• Selama 17 Tahun Reog Sadhulur Seto Bertahan Dalam Keterbatasan

    JAUH di negeri perantauan tak membuat Mujiono melupakan negeri asal, tanah Ponorogo. Berawal dari kegelisahan melihat kesenian Jawa yang kurang berkembang, di tahun 1993 lalu, berdirilah Paguyuban Sadhulur Seto (Macan Putih). Bermodalkan Rp 15 juta.

    untuk membeli peralatan reog, perkumpulan itu mampu mengumpulkan hingga 40 orang. Ketika mendirikan paguyuban reog tersebut, Mujiono mengaku, hanya berbekal pengalaman sebagai pembuat gamelan. Sebelum tahun 1980-an, ketika masih bermukim di Ponorogo, pria yang beristrikan Sulastri (40) ini adalah pembuat gamelan. Ketika akhirnya memutuskan merantau ke Samarinda, 1980, profesi itu pun tetap digeluti.
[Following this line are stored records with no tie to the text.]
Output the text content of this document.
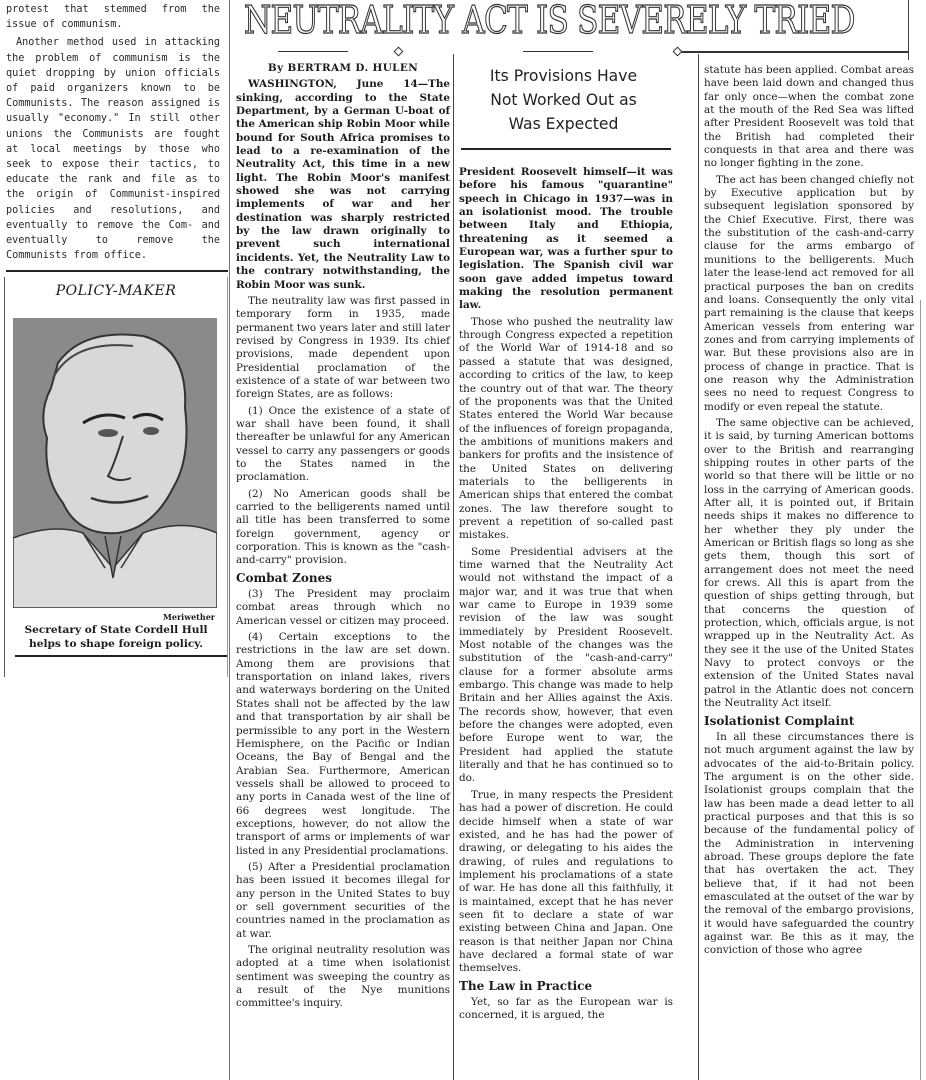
protest that stemmed from the issue of communism.

Another method used in attacking the problem of communism is the quiet dropping by union officials of paid organizers known to be Communists. The reason assigned is usually "economy." In still other unions the Communists are fought at local meetings by those who seek to expose their tactics, to educate the rank and file as to the origin of Communist-inspired policies and resolutions, and eventually to remove the Com- and eventually to remove the Communists from office.

NEUTRALITY ACT IS SEVERELY TRIED
POLICY-MAKER
Meriwether
Secretary of State Cordell Hull
helps to shape foreign policy.

By BERTRAM D. HULEN

WASHINGTON, June 14—The sinking, according to the State Department, by a German U-boat of the American ship Robin Moor while bound for South Africa promises to lead to a re-examination of the Neutrality Act, this time in a new light. The Robin Moor's manifest showed she was not carrying implements of war and her destination was sharply restricted by the law drawn originally to prevent such international incidents. Yet, the Neutrality Law to the contrary notwithstanding, the Robin Moor was sunk.

The neutrality law was first passed in temporary form in 1935, made permanent two years later and still later revised by Congress in 1939. Its chief provisions, made dependent upon Presidential proclamation of the existence of a state of war between two foreign States, are as follows:

(1) Once the existence of a state of war shall have been found, it shall thereafter be unlawful for any American vessel to carry any passengers or goods to the States named in the proclamation.

(2) No American goods shall be carried to the belligerents named until all title has been transferred to some foreign government, agency or corporation. This is known as the "cash-and-carry" provision.

Combat Zones

(3) The President may proclaim combat areas through which no American vessel or citizen may proceed.

(4) Certain exceptions to the restrictions in the law are set down. Among them are provisions that transportation on inland lakes, rivers and waterways bordering on the United States shall not be affected by the law and that transportation by air shall be permissible to any port in the Western Hemisphere, on the Pacific or Indian Oceans, the Bay of Bengal and the Arabian Sea. Furthermore, American vessels shall be allowed to proceed to any ports in Canada west of the line of 66 degrees west longitude. The exceptions, however, do not allow the transport of arms or implements of war listed in any Presidential proclamations.

(5) After a Presidential proclamation has been issued it becomes illegal for any person in the United States to buy or sell government securities of the countries named in the proclamation as at war.

The original neutrality resolution was adopted at a time when isolationist sentiment was sweeping the country as a result of the Nye munitions committee's inquiry.

Its Provisions Have
Not Worked Out as
Was Expected

President Roosevelt himself—it was before his famous "quarantine" speech in Chicago in 1937—was in an isolationist mood. The trouble between Italy and Ethiopia, threatening as it seemed a European war, was a further spur to legislation. The Spanish civil war soon gave added impetus toward making the resolution permanent law.

Those who pushed the neutrality law through Congress expected a repetition of the World War of 1914-18 and so passed a statute that was designed, according to critics of the law, to keep the country out of that war. The theory of the proponents was that the United States entered the World War because of the influences of foreign propaganda, the ambitions of munitions makers and bankers for profits and the insistence of the United States on delivering materials to the belligerents in American ships that entered the combat zones. The law therefore sought to prevent a repetition of so-called past mistakes.

Some Presidential advisers at the time warned that the Neutrality Act would not withstand the impact of a major war, and it was true that when war came to Europe in 1939 some revision of the law was sought immediately by President Roosevelt. Most notable of the changes was the substitution of the "cash-and-carry" clause for a former absolute arms embargo. This change was made to help Britain and her Allies against the Axis. The records show, however, that even before the changes were adopted, even before Europe went to war, the President had applied the statute literally and that he has continued so to do.

True, in many respects the President has had a power of discretion. He could decide himself when a state of war existed, and he has had the power of drawing, or delegating to his aides the drawing, of rules and regulations to implement his proclamations of a state of war. He has done all this faithfully, it is maintained, except that he has never seen fit to declare a state of war existing between China and Japan. One reason is that neither Japan nor China have declared a formal state of war themselves.

The Law in Practice

Yet, so far as the European war is concerned, it is argued, the

statute has been applied. Combat areas have been laid down and changed thus far only once—when the combat zone at the mouth of the Red Sea was lifted after President Roosevelt was told that the British had completed their conquests in that area and there was no longer fighting in the zone.

The act has been changed chiefly not by Executive application but by subsequent legislation sponsored by the Chief Executive. First, there was the substitution of the cash-and-carry clause for the arms embargo of munitions to the belligerents. Much later the lease-lend act removed for all practical purposes the ban on credits and loans. Consequently the only vital part remaining is the clause that keeps American vessels from entering war zones and from carrying implements of war. But these provisions also are in process of change in practice. That is one reason why the Administration sees no need to request Congress to modify or even repeal the statute.

The same objective can be achieved, it is said, by turning American bottoms over to the British and rearranging shipping routes in other parts of the world so that there will be little or no loss in the carrying of American goods. After all, it is pointed out, if Britain needs ships it makes no difference to her whether they ply under the American or British flags so long as she gets them, though this sort of arrangement does not meet the need for crews. All this is apart from the question of ships getting through, but that concerns the question of protection, which, officials argue, is not wrapped up in the Neutrality Act. As they see it the use of the United States Navy to protect convoys or the extension of the United States naval patrol in the Atlantic does not concern the Neutrality Act itself.

Isolationist Complaint

In all these circumstances there is not much argument against the law by advocates of the aid-to-Britain policy. The argument is on the other side. Isolationist groups complain that the law has been made a dead letter to all practical purposes and that this is so because of the fundamental policy of the Administration in intervening abroad. These groups deplore the fate that has overtaken the act. They believe that, if it had not been emasculated at the outset of the war by the removal of the embargo provisions, it would have safeguarded the country against war. Be this as it may, the conviction of those who agree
    Sebagai orang perantauan, selama kurun waktu itu memang tak banyak perkembangan seni Jawa yang dilihatnya di Samarinda. Meskipun sebenarnya ada beberapa perkumpulan reog yang berusaha berkiprah menjaga kesenian asli Ponorogo tersebut, tapi dirasa belum semarak.

    Berbekal satu kepala singa (rata-rata setinggi 2,5 meter, ada mahkota yang terbuat dari bulu burung merak) itu, Mujiono menancapkan kiprah kesenian di Kota Tepian. Ketika berdiri, hanya ada satu niat paguyuban harus mampu mengikat tali silaturahmi di kalangan orang-orang Jawa. Tak kenal menjadi kenal, yang jauh menjadi dekat. Ternyata benar, Mujiono langsung mendapat respon bagus dari kalangan Jawa.

    “Alhamdulillah kepercayaan masyarakat Jawa yang bermukim di Kaltim begitu besar. Bahkan selama 17 tahun ini, saya sudah main ke seluruh Kaltim kecuali wilayah utara. Saya tak ingat lagi, berapa kali tampil. Tapi setidaknya sudah ratusan kali,” ungkapnya. Sejak berdiri hingga sekarang, anggota perkumpulan reog ini tak ada perubahan drastis. Ada yang keluar, tapi tak banyak.

    Mereka bergabung karena perasaan menjaga kesenian reog Ponorogo. Menghidupi paguyuban bagi Mujiono adalah sebuah seni juga. Tetap bertahan selama 17 tahun ini hanya bermodalkan satu tekad, memberikan yang terbaik untuk kesenian Jawa. Kini paguyuban punya tiga set peralatan reog (satu reog rata-rata seharga Rp 35 juta). Peralatan dibeli dari hasil menyisihkan uang kas sebesar Rp 500 ribu hingga Rp 1 juta setiap kali tampil.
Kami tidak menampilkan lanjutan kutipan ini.